So after finding out, which projects really exist, you cannot browse the
documentation and only very few of the projects provide a more or less
informative project-homepage. And if they provide a homepage, each looks
different and for each one you have to find out, where the information
is, you are looking for. (There are even people, who use blog-entries as
homepages).

So to decide, whether the project could be useful to me, I have to
install it and read the generated documentation. So my CPAN for ruby is
‘gem server’.

But even here the documentation is very different in quality. You can be
very happy, if most of the methods are documented, but even then, it is
very often hard to find out the big picture.

So at the end you spent a lot of time and you are not quite sure,
whether
you found the right package since this depends strongly on the quality
of
the description and wether they then show up in the search you did.

On the other end, browsing CPAN is real fun, even if you are not
searching for something.

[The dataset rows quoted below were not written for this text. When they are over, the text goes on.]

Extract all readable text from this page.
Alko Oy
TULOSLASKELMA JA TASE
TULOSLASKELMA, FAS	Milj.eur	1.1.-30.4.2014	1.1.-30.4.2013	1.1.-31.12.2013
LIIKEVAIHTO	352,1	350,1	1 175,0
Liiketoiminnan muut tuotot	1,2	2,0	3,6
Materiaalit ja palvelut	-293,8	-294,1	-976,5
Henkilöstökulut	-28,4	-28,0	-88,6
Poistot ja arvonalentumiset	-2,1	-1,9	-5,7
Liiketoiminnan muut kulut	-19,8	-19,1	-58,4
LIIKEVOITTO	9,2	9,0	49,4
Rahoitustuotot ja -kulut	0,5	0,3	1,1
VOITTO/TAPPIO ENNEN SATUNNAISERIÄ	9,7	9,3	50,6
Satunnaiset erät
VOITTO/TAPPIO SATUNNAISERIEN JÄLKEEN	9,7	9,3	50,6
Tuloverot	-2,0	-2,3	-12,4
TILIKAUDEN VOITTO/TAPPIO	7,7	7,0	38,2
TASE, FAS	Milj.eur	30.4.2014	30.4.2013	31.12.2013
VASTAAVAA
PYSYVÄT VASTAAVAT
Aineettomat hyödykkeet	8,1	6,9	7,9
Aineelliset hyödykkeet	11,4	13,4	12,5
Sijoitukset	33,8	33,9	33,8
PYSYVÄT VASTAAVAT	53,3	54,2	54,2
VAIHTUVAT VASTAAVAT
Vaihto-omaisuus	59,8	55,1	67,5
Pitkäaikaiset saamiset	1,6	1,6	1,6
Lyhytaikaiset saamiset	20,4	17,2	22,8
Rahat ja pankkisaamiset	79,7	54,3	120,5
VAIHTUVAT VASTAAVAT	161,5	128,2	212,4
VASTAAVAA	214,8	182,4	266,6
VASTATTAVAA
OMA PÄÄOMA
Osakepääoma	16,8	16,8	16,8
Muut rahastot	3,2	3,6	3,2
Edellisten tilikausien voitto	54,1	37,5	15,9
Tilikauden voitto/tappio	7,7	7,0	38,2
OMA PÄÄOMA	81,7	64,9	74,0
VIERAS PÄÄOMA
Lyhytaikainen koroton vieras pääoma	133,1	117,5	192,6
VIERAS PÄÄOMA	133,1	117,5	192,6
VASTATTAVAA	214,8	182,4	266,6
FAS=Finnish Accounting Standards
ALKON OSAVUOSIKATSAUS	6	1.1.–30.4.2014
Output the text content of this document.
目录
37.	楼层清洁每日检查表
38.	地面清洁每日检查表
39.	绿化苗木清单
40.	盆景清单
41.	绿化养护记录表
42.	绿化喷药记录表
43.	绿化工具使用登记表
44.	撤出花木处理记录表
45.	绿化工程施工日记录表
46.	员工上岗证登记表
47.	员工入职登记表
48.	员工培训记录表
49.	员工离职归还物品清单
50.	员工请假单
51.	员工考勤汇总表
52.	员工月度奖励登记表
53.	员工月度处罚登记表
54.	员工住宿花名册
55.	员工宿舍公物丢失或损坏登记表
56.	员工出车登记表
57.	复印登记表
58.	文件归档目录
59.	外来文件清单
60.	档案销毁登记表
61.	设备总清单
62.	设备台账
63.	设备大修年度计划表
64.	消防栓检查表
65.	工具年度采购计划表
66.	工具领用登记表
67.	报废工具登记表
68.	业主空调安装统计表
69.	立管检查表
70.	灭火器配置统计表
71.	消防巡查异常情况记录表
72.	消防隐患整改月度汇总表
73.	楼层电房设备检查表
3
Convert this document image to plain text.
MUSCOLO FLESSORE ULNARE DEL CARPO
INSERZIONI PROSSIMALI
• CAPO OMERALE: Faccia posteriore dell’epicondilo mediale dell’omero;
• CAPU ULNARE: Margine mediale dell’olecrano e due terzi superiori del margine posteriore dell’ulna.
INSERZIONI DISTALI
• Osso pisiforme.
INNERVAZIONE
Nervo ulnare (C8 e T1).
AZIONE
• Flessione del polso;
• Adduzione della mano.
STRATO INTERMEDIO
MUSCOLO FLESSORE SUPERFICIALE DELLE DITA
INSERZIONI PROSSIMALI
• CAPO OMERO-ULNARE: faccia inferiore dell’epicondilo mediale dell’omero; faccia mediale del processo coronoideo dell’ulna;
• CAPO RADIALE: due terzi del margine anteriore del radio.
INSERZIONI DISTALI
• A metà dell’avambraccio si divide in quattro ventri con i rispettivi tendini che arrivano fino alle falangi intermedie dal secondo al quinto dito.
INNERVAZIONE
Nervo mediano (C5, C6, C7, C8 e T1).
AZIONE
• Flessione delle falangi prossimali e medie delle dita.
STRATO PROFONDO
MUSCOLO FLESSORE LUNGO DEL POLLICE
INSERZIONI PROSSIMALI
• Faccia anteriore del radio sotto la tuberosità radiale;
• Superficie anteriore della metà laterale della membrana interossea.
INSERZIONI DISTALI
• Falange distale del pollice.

And this is because (I think) the way CPAN
presents the packages. If you publish something here, you do not want to
be ashamed for not to provide at least a minimal useful documentation.
Big projects even provide tutorials etc., which provide even more then
just a brief API-documentation.

But when I write all this, it will become more and more clear to me,
that
it makes no sense to blame rubyforge for this, since as the name
indicates, it is more ment to be something like sourceforge than CPAN.
So
what Ruby is missing is at all, is something, that might be called
CRbAN.

Regards,
Thomas

Martin_DeMello · August 6, 2008, 2:00pm

On Aug 6, 2008, at 7:38 AM, Thomas Volkmar W. wrote:

So to decide, whether the project could be useful to me, I have to
install it and read the generated documentation. So my CPAN for ruby
is
‘gem server’.

It would be nice to have browseable docs for each project on
RubyForge. The gems are there; so it’d be a matter of generating the
rdoc in a safe way.

Didn’t someone write a rather nice AJAXy gem browser/searcher web app
a while back? I can’t recall enough about it to Google it up… but
it’d be a start, especially if it were hooked into a tab for each
RubyForge project.

Yours,

Tom

Martin_DeMello · August 6, 2008, 3:40pm

Gregory B. wrote:

On Tue, Aug 5, 2008 at 4:33 PM, Mark T. [email protected] wrote:

Module authors tend to use Module::Starter which is just like hoe, in
that it generates a nice module skeleton, ready to submit to CPAN.
Another thing I noticed about module authors is that they tend to use
more pragmatic, namespaced module names, i.e. they would tend to use a
name like “PDF::Simple” instead of “prawn”. Though this may be due to
the fact that 14,000 modules require a bit more organization and
findability.

There is a (hair brained) reason why I chose the name. It is to keep
Prawn out of the PDF namespace until it is ready to replace the
current defacto standard PDF::Writer library.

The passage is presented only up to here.